Teve medo de amar, de entregar não seu corpo, mas sua alma a outro coração, e é isso que representaria a ele ter de repetir as palavras dela. E em um impulso irracional ele se levantou e se arrumou rapidamente para partir, enquanto ela desnorteada buscava em vão uma resposta: – Oque foi? Oque eu fiz? Fale comigo.

Antes de ir ele apenas disse: – Não posso… – e se foi.

Daquele dia em diante ele perdeu as noites de sono em angustias e duvidas, não sabia oque dizer, não sabia oque pensar e não sabia oque fazer. Até que passado um mês, ele recebeu um bilhete dela, onde pedia para o encontrar apenas mais uma vez.

No dia marcado milhares de coisas passaram pela cabeça de Jonath, mas ele sabia que teria que decidir, imaginava que sua vida e seu futuro estavam em suas mãos naquele momento.

Pensava que preferia morrer a ter de viver aquele momento, olhá-la nos olhos, e entregar-se ou não, e sabia que depois daquele momento não teria mais volta.

A noite chegou, e com ela a hora do encontro, o local era um galpão abandonado, onde antes funcionou uma fabrica.

Chegando no local, estava tudo muito escuro, havia apenas algumas velas em um canto, onde havia uma vitrola, tocando aquela musica. Caminhou em direção as velas, e lá achou um bilhete, então o leu:

– Eu estava perdida no escuro, e você me estendeu as mãos, nelas eu coloquei minha alma, meu coração e minha vida. Sua pele me conheceu onde nenhum outro homem jamais se aproximou, e seus olhos mergulharam profundamente nos meus, como nem eu mesma imaginava ser possível. O inevitável aconteceu, depois de tudo, te entreguei também meu destino, e você o decidiu. Eu morri quando descobri que teria de viver sem teu amor, e farei do amor que senti por você minha lapide…

Ao ler aquilo um medo maior tomou seu coração, e percebeu o quanto tinha sido idiota, e que tentou fugir do amor dela, não por medo de se entregar, mas por medo de um dia o amor que um sentia pelo outro se acabar e levar com ele aquela fantasia perfeita, que mais parecia um sonho.

Foi quando a musica parou, fazendo-o olhar para a vitrola, e ver a marca de sangue que escorria até o chão. Ele se desesperou, não, ela não teria feito aquilo, ele ainda a encontraria e diria mil vezes que a amava, e o quanto tinha sido tolo…

Jonath seguiu a trilha de sangue cada vez mais nervoso, tropeçou em cada lata no caminho, queria evitar… Ainda não era tarde…

A trilha o levou até o lado de fora, onde deitada e encostada na parede verde de limo, estava ela, com os pulsos ensangüentados e a cabeça pendendo sobre o peito. Correu e a agarrou, aquilo só podia ser um pesadelo… Ela não podia estar morta… Não agora…
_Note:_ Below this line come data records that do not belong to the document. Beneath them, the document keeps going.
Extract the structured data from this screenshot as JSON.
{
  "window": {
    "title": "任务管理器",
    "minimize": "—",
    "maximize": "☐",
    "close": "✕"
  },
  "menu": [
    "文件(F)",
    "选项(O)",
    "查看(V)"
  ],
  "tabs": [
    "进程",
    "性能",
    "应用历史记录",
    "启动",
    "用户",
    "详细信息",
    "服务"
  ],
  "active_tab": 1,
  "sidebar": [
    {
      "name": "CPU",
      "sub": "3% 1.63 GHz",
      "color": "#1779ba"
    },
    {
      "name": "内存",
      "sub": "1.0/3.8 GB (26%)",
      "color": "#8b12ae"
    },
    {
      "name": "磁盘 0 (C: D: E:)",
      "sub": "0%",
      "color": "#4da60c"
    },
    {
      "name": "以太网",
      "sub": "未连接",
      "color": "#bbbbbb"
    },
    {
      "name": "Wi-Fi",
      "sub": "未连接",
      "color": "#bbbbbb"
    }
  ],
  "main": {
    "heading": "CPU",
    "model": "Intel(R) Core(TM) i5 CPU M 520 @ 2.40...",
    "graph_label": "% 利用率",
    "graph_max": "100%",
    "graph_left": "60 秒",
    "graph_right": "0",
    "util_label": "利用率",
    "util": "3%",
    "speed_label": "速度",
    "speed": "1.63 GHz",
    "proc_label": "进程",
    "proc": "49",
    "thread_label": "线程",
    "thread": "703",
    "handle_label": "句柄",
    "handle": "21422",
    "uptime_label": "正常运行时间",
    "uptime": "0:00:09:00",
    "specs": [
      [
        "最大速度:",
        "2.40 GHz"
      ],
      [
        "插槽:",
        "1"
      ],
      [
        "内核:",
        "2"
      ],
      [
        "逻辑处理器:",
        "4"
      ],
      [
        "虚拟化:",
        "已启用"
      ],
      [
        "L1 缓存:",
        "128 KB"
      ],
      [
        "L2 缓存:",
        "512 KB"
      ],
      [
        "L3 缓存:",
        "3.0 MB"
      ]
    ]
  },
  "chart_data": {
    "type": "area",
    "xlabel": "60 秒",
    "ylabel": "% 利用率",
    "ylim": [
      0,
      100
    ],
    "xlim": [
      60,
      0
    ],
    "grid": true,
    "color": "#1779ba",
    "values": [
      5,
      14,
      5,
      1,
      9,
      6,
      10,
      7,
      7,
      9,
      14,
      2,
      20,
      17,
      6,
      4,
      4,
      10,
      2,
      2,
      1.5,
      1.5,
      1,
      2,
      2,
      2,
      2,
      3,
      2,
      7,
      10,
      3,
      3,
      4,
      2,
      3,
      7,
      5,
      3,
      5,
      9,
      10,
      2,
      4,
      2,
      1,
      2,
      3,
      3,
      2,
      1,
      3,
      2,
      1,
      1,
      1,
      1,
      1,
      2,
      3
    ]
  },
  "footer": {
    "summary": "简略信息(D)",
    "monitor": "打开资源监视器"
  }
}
Enquanto a sacudia ele gritava: -Eu te amo… Não morra… Eu preciso de você…

Suas lagrimas se misturavam ao sangue dela, e ali permaneceu até o amanhecer. Imaginando que a qualquer hora acordaria daquele pesadelo, e ela tomaria vida e o beijaria como na ultima noite de amor que tiveram.

 

Ester puxava o casaco de seu avô e o chamava tentando acordá-lo do transe, mas ele não pode vê-la, viu apenas a taça de vinho escorregar de sua mão e cair no chão, tomou um caco em sua mão e o pressionou contra o outro pulso.

Sua neta estava muito assustada e gritava desesperada:- vovô para, vovô eu fiz alguma coisa errada? Vovô fala comigo,…

Ele apenas a olhou nos olhos, e disse:- Eu não posso…

E jogou-se nos braços gélidos da morte.